NLIHC, Representative Ellison, and Senator Merkley Host Briefing on Tax Reform and Misdirected Investments

On October 17, 2017, U.S. Representative Keith Ellison (D-MN), U.S. Senator Jeff Merkley (D-OR), and NLIHC hosted a congressional briefing to discuss the benefits of reforming the mortgage interest deduction (MID) and misdirected investments.

The focus was reforming the MID through tax reform and why Congress should reinvest savings generated from MID reform into housing affordable for people with extremely low incomes.

At the briefing, the National Low Income Housing Coalition (NLIHC) and the Institute on Assets and Social Policy (IASP) at Brandeis University announced the release of a new policy report, Misdirected Investments: How the Mortgage Interest Deduction Drives Inequality and the Racial Wealth Gap.

The report explores how the MID promotes racial and economic inequality by benefitting mostly wealthy, white households and represents a loss of $8 billion in housing investment for families of color.

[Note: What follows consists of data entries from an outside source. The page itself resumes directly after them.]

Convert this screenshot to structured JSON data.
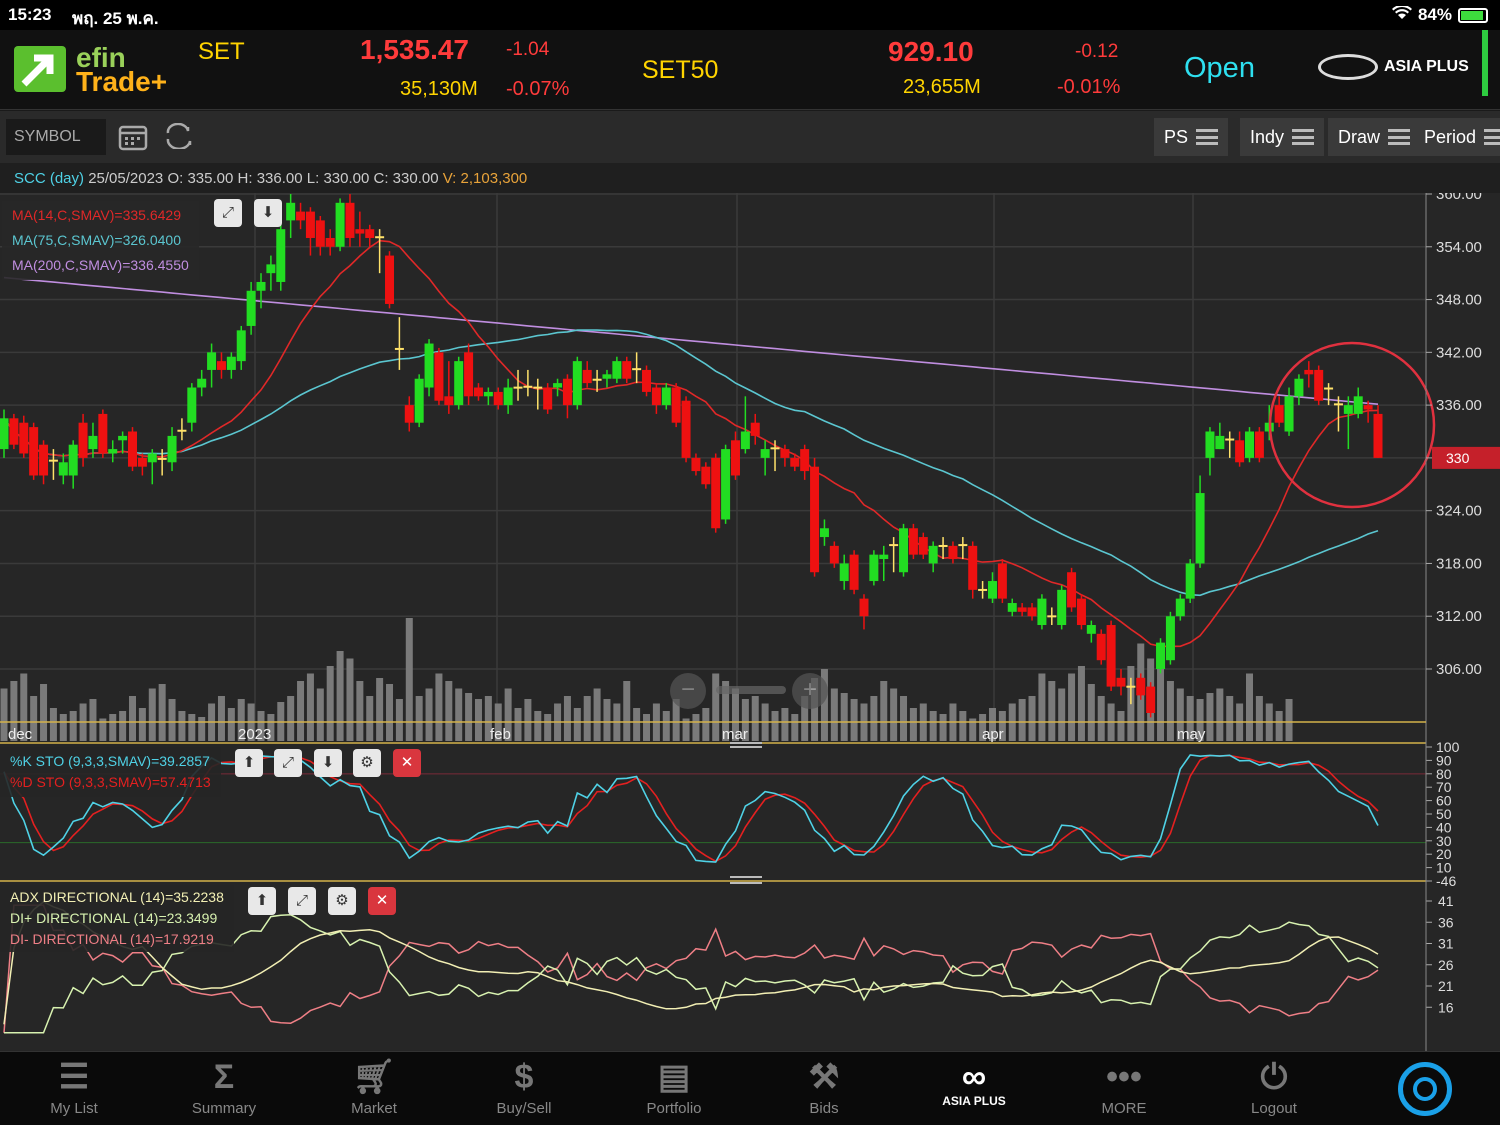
{
  "status_bar": {
    "time": "15:23",
    "date": "พฤ. 25 พ.ค.",
    "battery": "84%"
  },
  "header": {
    "logo_line1": "efin",
    "logo_line2": "Trade+",
    "set_label": "SET",
    "set_value": "1,535.47",
    "set_change": "-1.04",
    "set_volume": "35,130M",
    "set_pct": "-0.07%",
    "set50_label": "SET50",
    "set50_value": "929.10",
    "set50_change": "-0.12",
    "set50_volume": "23,655M",
    "set50_pct": "-0.01%",
    "market_status": "Open",
    "broker": "ASIA PLUS"
  },
  "toolbar": {
    "symbol_placeholder": "SYMBOL",
    "ps": "PS",
    "indy": "Indy",
    "draw": "Draw",
    "period": "Period"
  },
  "info": {
    "symbol": "SCC (day)",
    "date": "25/05/2023",
    "o_label": "O:",
    "o": "335.00",
    "h_label": "H:",
    "h": "336.00",
    "l_label": "L:",
    "l": "330.00",
    "c_label": "C:",
    "c": "330.00",
    "v_label": "V:",
    "v": "2,103,300"
  },
  "legends": {
    "ma14": "MA(14,C,SMAV)=335.6429",
    "ma75": "MA(75,C,SMAV)=326.0400",
    "ma200": "MA(200,C,SMAV)=336.4550",
    "stok": "%K STO (9,3,3,SMAV)=39.2857",
    "stod": "%D STO (9,3,3,SMAV)=57.4713",
    "adx": "ADX DIRECTIONAL (14)=35.2238",
    "diplus": "DI+ DIRECTIONAL (14)=23.3499",
    "diminus": "DI- DIRECTIONAL (14)=17.9219"
  },
  "price_axis": [
    "360.00",
    "354.00",
    "348.00",
    "342.00",
    "336.00",
    "330.00",
    "324.00",
    "318.00",
    "312.00",
    "306.00"
  ],
  "last_price_tag": "330",
  "x_labels": [
    "dec",
    "2023",
    "feb",
    "mar",
    "apr",
    "may"
  ],
  "sto_axis": [
    "100",
    "90",
    "80",
    "70",
    "60",
    "50",
    "40",
    "30",
    "20",
    "10",
    "-46"
  ],
  "adx_axis": [
    "41",
    "36",
    "31",
    "26",
    "21",
    "16"
  ],
  "colors": {
    "up": "#22dd22",
    "down": "#ee1111",
    "ma14": "#e02828",
    "ma75": "#5bc6d0",
    "ma200": "#c08ee0",
    "stok": "#4fd2e6",
    "stod": "#e42020",
    "adx": "#f2efb4",
    "diplus": "#d8f2b0",
    "diminus": "#ef7f86"
  },
  "tabs": [
    {
      "label": "My List",
      "icon": "list-icon"
    },
    {
      "label": "Summary",
      "icon": "sigma-icon"
    },
    {
      "label": "Market",
      "icon": "cart-icon"
    },
    {
      "label": "Buy/Sell",
      "icon": "dollar-icon"
    },
    {
      "label": "Portfolio",
      "icon": "document-icon"
    },
    {
      "label": "Bids",
      "icon": "gavel-icon"
    },
    {
      "label": "ASIA PLUS",
      "icon": "asiaplus-icon"
    },
    {
      "label": "MORE",
      "icon": "more-icon"
    },
    {
      "label": "Logout",
      "icon": "power-icon"
    }
  ],
  "chart_data": {
    "type": "candlestick",
    "series_name": "SCC (day)",
    "ylim": [
      300,
      360
    ],
    "period_labels": [
      "dec",
      "2023",
      "feb",
      "mar",
      "apr",
      "may"
    ],
    "candles": [
      {
        "o": 331,
        "c": 334.5,
        "h": 335.5,
        "l": 330
      },
      {
        "o": 334.5,
        "c": 331.5,
        "h": 335,
        "l": 331
      },
      {
        "o": 334,
        "c": 330.5,
        "h": 334.8,
        "l": 330
      },
      {
        "o": 333.5,
        "c": 328,
        "h": 334,
        "l": 327.5
      },
      {
        "o": 331.5,
        "c": 328,
        "h": 332,
        "l": 327
      },
      {
        "o": 329.8,
        "c": 329.6,
        "h": 331,
        "l": 327.5
      },
      {
        "o": 328,
        "c": 329.5,
        "h": 330.5,
        "l": 327
      },
      {
        "o": 328,
        "c": 331.5,
        "h": 332,
        "l": 326.5
      },
      {
        "o": 334,
        "c": 330,
        "h": 335,
        "l": 329
      },
      {
        "o": 331,
        "c": 332.5,
        "h": 334,
        "l": 330
      },
      {
        "o": 335,
        "c": 330.5,
        "h": 335.5,
        "l": 330
      },
      {
        "o": 330.5,
        "c": 331,
        "h": 332,
        "l": 329.5
      },
      {
        "o": 332,
        "c": 332.5,
        "h": 333,
        "l": 330.5
      },
      {
        "o": 333,
        "c": 329,
        "h": 333.5,
        "l": 328.5
      },
      {
        "o": 330,
        "c": 329,
        "h": 330.5,
        "l": 328
      },
      {
        "o": 329.5,
        "c": 330.5,
        "h": 331,
        "l": 327
      },
      {
        "o": 330,
        "c": 330,
        "h": 331,
        "l": 328
      },
      {
        "o": 329.5,
        "c": 332.5,
        "h": 333.5,
        "l": 328.5
      },
      {
        "o": 333,
        "c": 333.2,
        "h": 334.5,
        "l": 332
      },
      {
        "o": 334,
        "c": 338,
        "h": 338.5,
        "l": 333
      },
      {
        "o": 338,
        "c": 339,
        "h": 340,
        "l": 337
      },
      {
        "o": 340,
        "c": 342,
        "h": 343,
        "l": 338
      },
      {
        "o": 341,
        "c": 340,
        "h": 342,
        "l": 339
      },
      {
        "o": 340,
        "c": 341.5,
        "h": 342,
        "l": 339
      },
      {
        "o": 341,
        "c": 344.5,
        "h": 345,
        "l": 340
      },
      {
        "o": 345,
        "c": 349,
        "h": 350,
        "l": 344
      },
      {
        "o": 349,
        "c": 350,
        "h": 351,
        "l": 347
      },
      {
        "o": 351,
        "c": 352,
        "h": 353,
        "l": 349
      },
      {
        "o": 350,
        "c": 356,
        "h": 357,
        "l": 349
      },
      {
        "o": 357,
        "c": 359,
        "h": 360,
        "l": 355
      },
      {
        "o": 358,
        "c": 357,
        "h": 359,
        "l": 356
      },
      {
        "o": 358,
        "c": 355,
        "h": 358.5,
        "l": 353
      },
      {
        "o": 357,
        "c": 354,
        "h": 357.5,
        "l": 353
      },
      {
        "o": 355,
        "c": 354,
        "h": 356,
        "l": 353
      },
      {
        "o": 354,
        "c": 359,
        "h": 359.5,
        "l": 353.5
      },
      {
        "o": 359,
        "c": 355,
        "h": 360,
        "l": 354
      },
      {
        "o": 356,
        "c": 355.5,
        "h": 358,
        "l": 354
      },
      {
        "o": 356,
        "c": 355,
        "h": 356.5,
        "l": 354
      },
      {
        "o": 355.2,
        "c": 355.1,
        "h": 356,
        "l": 351
      },
      {
        "o": 353,
        "c": 347.5,
        "h": 353.5,
        "l": 347
      },
      {
        "o": 342.5,
        "c": 342.4,
        "h": 346,
        "l": 340
      },
      {
        "o": 336,
        "c": 334,
        "h": 337,
        "l": 333
      },
      {
        "o": 334,
        "c": 339,
        "h": 339.5,
        "l": 333.5
      },
      {
        "o": 338,
        "c": 343,
        "h": 343.5,
        "l": 337
      },
      {
        "o": 342,
        "c": 336.5,
        "h": 342.5,
        "l": 336
      },
      {
        "o": 337,
        "c": 336,
        "h": 341,
        "l": 335
      },
      {
        "o": 336,
        "c": 341,
        "h": 341.5,
        "l": 335.5
      },
      {
        "o": 342,
        "c": 337,
        "h": 343,
        "l": 336
      },
      {
        "o": 338,
        "c": 337,
        "h": 338.5,
        "l": 336.5
      },
      {
        "o": 337,
        "c": 337.5,
        "h": 338,
        "l": 336
      },
      {
        "o": 337.5,
        "c": 336,
        "h": 338,
        "l": 335.5
      },
      {
        "o": 336,
        "c": 338,
        "h": 339,
        "l": 335
      },
      {
        "o": 338,
        "c": 338.1,
        "h": 340,
        "l": 336.5
      },
      {
        "o": 338,
        "c": 338.2,
        "h": 340,
        "l": 337
      },
      {
        "o": 338,
        "c": 338.1,
        "h": 339,
        "l": 335.5
      },
      {
        "o": 338,
        "c": 335.5,
        "h": 338.5,
        "l": 335
      },
      {
        "o": 338,
        "c": 338.5,
        "h": 339,
        "l": 337
      },
      {
        "o": 339,
        "c": 336,
        "h": 339.5,
        "l": 334.5
      },
      {
        "o": 336,
        "c": 341,
        "h": 341.5,
        "l": 335.5
      },
      {
        "o": 340,
        "c": 338.5,
        "h": 341,
        "l": 338
      },
      {
        "o": 339,
        "c": 338.9,
        "h": 340,
        "l": 337.5
      },
      {
        "o": 339,
        "c": 339.5,
        "h": 340,
        "l": 338
      },
      {
        "o": 339,
        "c": 341,
        "h": 341.5,
        "l": 338.5
      },
      {
        "o": 341,
        "c": 339,
        "h": 341.5,
        "l": 338.5
      },
      {
        "o": 340,
        "c": 340.2,
        "h": 342,
        "l": 338.5
      },
      {
        "o": 340,
        "c": 337.5,
        "h": 340.5,
        "l": 337
      },
      {
        "o": 338,
        "c": 336,
        "h": 338.5,
        "l": 335
      },
      {
        "o": 336,
        "c": 338,
        "h": 338.5,
        "l": 335.5
      },
      {
        "o": 338,
        "c": 334,
        "h": 338.5,
        "l": 333.5
      },
      {
        "o": 336.5,
        "c": 330,
        "h": 337,
        "l": 329.5
      },
      {
        "o": 330,
        "c": 328.5,
        "h": 330.5,
        "l": 328
      },
      {
        "o": 329,
        "c": 327,
        "h": 329.5,
        "l": 326.5
      },
      {
        "o": 330,
        "c": 322,
        "h": 330.5,
        "l": 321.5
      },
      {
        "o": 323,
        "c": 331,
        "h": 331.5,
        "l": 322.5
      },
      {
        "o": 332,
        "c": 328,
        "h": 333,
        "l": 327.5
      },
      {
        "o": 331,
        "c": 333,
        "h": 337,
        "l": 330.5
      },
      {
        "o": 334,
        "c": 332.5,
        "h": 335,
        "l": 331.5
      },
      {
        "o": 330,
        "c": 331,
        "h": 332,
        "l": 328
      },
      {
        "o": 331,
        "c": 331.2,
        "h": 332,
        "l": 328.5
      },
      {
        "o": 331,
        "c": 330,
        "h": 331.5,
        "l": 329
      },
      {
        "o": 330,
        "c": 329,
        "h": 330.5,
        "l": 328.5
      },
      {
        "o": 331,
        "c": 328.5,
        "h": 331.5,
        "l": 327.5
      },
      {
        "o": 329,
        "c": 317,
        "h": 330,
        "l": 316.5
      },
      {
        "o": 321,
        "c": 322,
        "h": 323,
        "l": 320
      },
      {
        "o": 320,
        "c": 318,
        "h": 320.5,
        "l": 317.5
      },
      {
        "o": 316,
        "c": 318,
        "h": 319,
        "l": 315
      },
      {
        "o": 319,
        "c": 315,
        "h": 319.5,
        "l": 314.5
      },
      {
        "o": 314,
        "c": 312,
        "h": 314.5,
        "l": 310.5
      },
      {
        "o": 316,
        "c": 319,
        "h": 319.5,
        "l": 315.5
      },
      {
        "o": 318.5,
        "c": 319,
        "h": 320,
        "l": 316
      },
      {
        "o": 320,
        "c": 320.2,
        "h": 321,
        "l": 317
      },
      {
        "o": 317,
        "c": 322,
        "h": 322.5,
        "l": 316.5
      },
      {
        "o": 322,
        "c": 319,
        "h": 322.5,
        "l": 318.5
      },
      {
        "o": 321,
        "c": 319,
        "h": 321.5,
        "l": 318.5
      },
      {
        "o": 318,
        "c": 320,
        "h": 320.5,
        "l": 317
      },
      {
        "o": 320,
        "c": 320.1,
        "h": 321,
        "l": 318.5
      },
      {
        "o": 320,
        "c": 318.5,
        "h": 320.5,
        "l": 318
      },
      {
        "o": 320,
        "c": 320.2,
        "h": 321,
        "l": 318.5
      },
      {
        "o": 320,
        "c": 315,
        "h": 320.5,
        "l": 314
      },
      {
        "o": 315,
        "c": 315.1,
        "h": 316,
        "l": 314
      },
      {
        "o": 314,
        "c": 316,
        "h": 317,
        "l": 313.5
      },
      {
        "o": 318,
        "c": 314,
        "h": 318.5,
        "l": 313.5
      },
      {
        "o": 312.5,
        "c": 313.5,
        "h": 314,
        "l": 312
      },
      {
        "o": 313,
        "c": 312.5,
        "h": 313.5,
        "l": 312
      },
      {
        "o": 313,
        "c": 312,
        "h": 313.5,
        "l": 311.5
      },
      {
        "o": 311,
        "c": 314,
        "h": 314.5,
        "l": 310.5
      },
      {
        "o": 312,
        "c": 312.1,
        "h": 313,
        "l": 311
      },
      {
        "o": 311,
        "c": 315,
        "h": 315.5,
        "l": 310.5
      },
      {
        "o": 317,
        "c": 313,
        "h": 317.5,
        "l": 312.5
      },
      {
        "o": 314,
        "c": 311,
        "h": 314.5,
        "l": 310.5
      },
      {
        "o": 310,
        "c": 311,
        "h": 311.5,
        "l": 309
      },
      {
        "o": 310,
        "c": 307,
        "h": 310.5,
        "l": 306.5
      },
      {
        "o": 311,
        "c": 304,
        "h": 311.5,
        "l": 303.5
      },
      {
        "o": 305,
        "c": 304,
        "h": 306,
        "l": 303
      },
      {
        "o": 304,
        "c": 304.1,
        "h": 305,
        "l": 302
      },
      {
        "o": 305,
        "c": 303,
        "h": 305.5,
        "l": 302.5
      },
      {
        "o": 304,
        "c": 301,
        "h": 304.5,
        "l": 300.5
      },
      {
        "o": 306,
        "c": 309,
        "h": 309.5,
        "l": 305.5
      },
      {
        "o": 307,
        "c": 312,
        "h": 312.5,
        "l": 306.5
      },
      {
        "o": 312,
        "c": 314,
        "h": 314.5,
        "l": 311.5
      },
      {
        "o": 314,
        "c": 318,
        "h": 318.5,
        "l": 313.5
      },
      {
        "o": 318,
        "c": 326,
        "h": 328,
        "l": 317.5
      },
      {
        "o": 330,
        "c": 333,
        "h": 333.5,
        "l": 328
      },
      {
        "o": 331,
        "c": 332.5,
        "h": 334,
        "l": 331
      },
      {
        "o": 332,
        "c": 332.2,
        "h": 333,
        "l": 330
      },
      {
        "o": 332,
        "c": 329.5,
        "h": 333,
        "l": 329
      },
      {
        "o": 330,
        "c": 333,
        "h": 333.5,
        "l": 329.5
      },
      {
        "o": 333,
        "c": 330,
        "h": 333.5,
        "l": 329.5
      },
      {
        "o": 333,
        "c": 334,
        "h": 336,
        "l": 332
      },
      {
        "o": 336,
        "c": 334,
        "h": 337,
        "l": 333.5
      },
      {
        "o": 333,
        "c": 337,
        "h": 338,
        "l": 332.5
      },
      {
        "o": 337,
        "c": 339,
        "h": 339.5,
        "l": 336
      },
      {
        "o": 340,
        "c": 339.5,
        "h": 341,
        "l": 338
      },
      {
        "o": 340,
        "c": 336.5,
        "h": 340.5,
        "l": 336
      },
      {
        "o": 338,
        "c": 337.9,
        "h": 338.5,
        "l": 336
      },
      {
        "o": 336,
        "c": 336.2,
        "h": 337,
        "l": 333
      },
      {
        "o": 335,
        "c": 336,
        "h": 337,
        "l": 331
      },
      {
        "o": 335,
        "c": 337,
        "h": 338,
        "l": 334.5
      },
      {
        "o": 336,
        "c": 335.5,
        "h": 336.5,
        "l": 334
      },
      {
        "o": 335,
        "c": 330,
        "h": 336,
        "l": 330
      }
    ],
    "volume": [
      35,
      40,
      45,
      30,
      38,
      22,
      18,
      20,
      25,
      28,
      15,
      18,
      20,
      30,
      22,
      35,
      38,
      28,
      20,
      18,
      16,
      25,
      30,
      22,
      28,
      25,
      20,
      18,
      26,
      30,
      40,
      45,
      35,
      50,
      60,
      55,
      40,
      30,
      42,
      38,
      28,
      82,
      30,
      35,
      45,
      40,
      35,
      32,
      28,
      30,
      25,
      35,
      22,
      28,
      20,
      18,
      25,
      30,
      22,
      30,
      35,
      28,
      25,
      40,
      22,
      18,
      25,
      20,
      28,
      15,
      18,
      22,
      45,
      40,
      35,
      28,
      30,
      25,
      20,
      22,
      18,
      30,
      42,
      48,
      35,
      32,
      28,
      25,
      30,
      40,
      35,
      30,
      22,
      25,
      20,
      18,
      25,
      20,
      15,
      18,
      22,
      20,
      25,
      28,
      30,
      45,
      40,
      35,
      45,
      50,
      38,
      30,
      25,
      20,
      50,
      65,
      55,
      48,
      40,
      35,
      30,
      28,
      32,
      35,
      30,
      25,
      45,
      30,
      25,
      20,
      28
    ],
    "overlays": [
      "MA(14,C,SMAV)",
      "MA(75,C,SMAV)",
      "MA(200,C,SMAV)"
    ],
    "indicators": [
      "%K STO (9,3,3,SMAV)",
      "%D STO (9,3,3,SMAV)",
      "ADX DIRECTIONAL (14)",
      "DI+ DIRECTIONAL (14)",
      "DI- DIRECTIONAL (14)"
    ]
  }
}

  • White households receive nearly 78% of the MID’s benefits even though they account for only 67% of all households.
  • African American and Latino households each account for approximately 13% of the nation’s households, but receive only 6% and 7% of MID benefits.
  • If the distribution of MID benefits was racially equitable, African-American would receive $4.8 billion in additional financial benefit and Latino households $4.1 billion more.

The MID is an annual federal expenditure of $70 billion per year that primarily goes to higher income homeowners. White households are more likely to benefit from the MID because they are more likely to own a home, have larger mortgages, and earn higher incomes.

Renters receive no benefit from the MID, and many lower and moderate income homeowners do not benefit from the MID because they claim the standard deduction.

The report proposes reforms that would provide greater equity in the distribution of federal housing expenditures. These reforms include:

  • converting the deduction to a tax credit, which would provide all mortgaged homeowners with tax relief regardless of their income, and
  • lowering the cap on the amount of mortgage eligible for a tax break from $1 million to $500,000.
  • The savings from these two reforms should be invested in housing for the lowest income households most in need of assistance through solutions like the national Housing Trust Fund, Housing Choice Vouchers, or a renter’s tax credit.

At the briefing, NLIHC President and CEO Diane Yentel outlined the NLIHC-led United for Homes campaign that calls for a re-balancing federal housing investments through MID reform.

She emphasized that the current Republican tax plan to increase the standard deduction would make the MID even more regressive than it is today.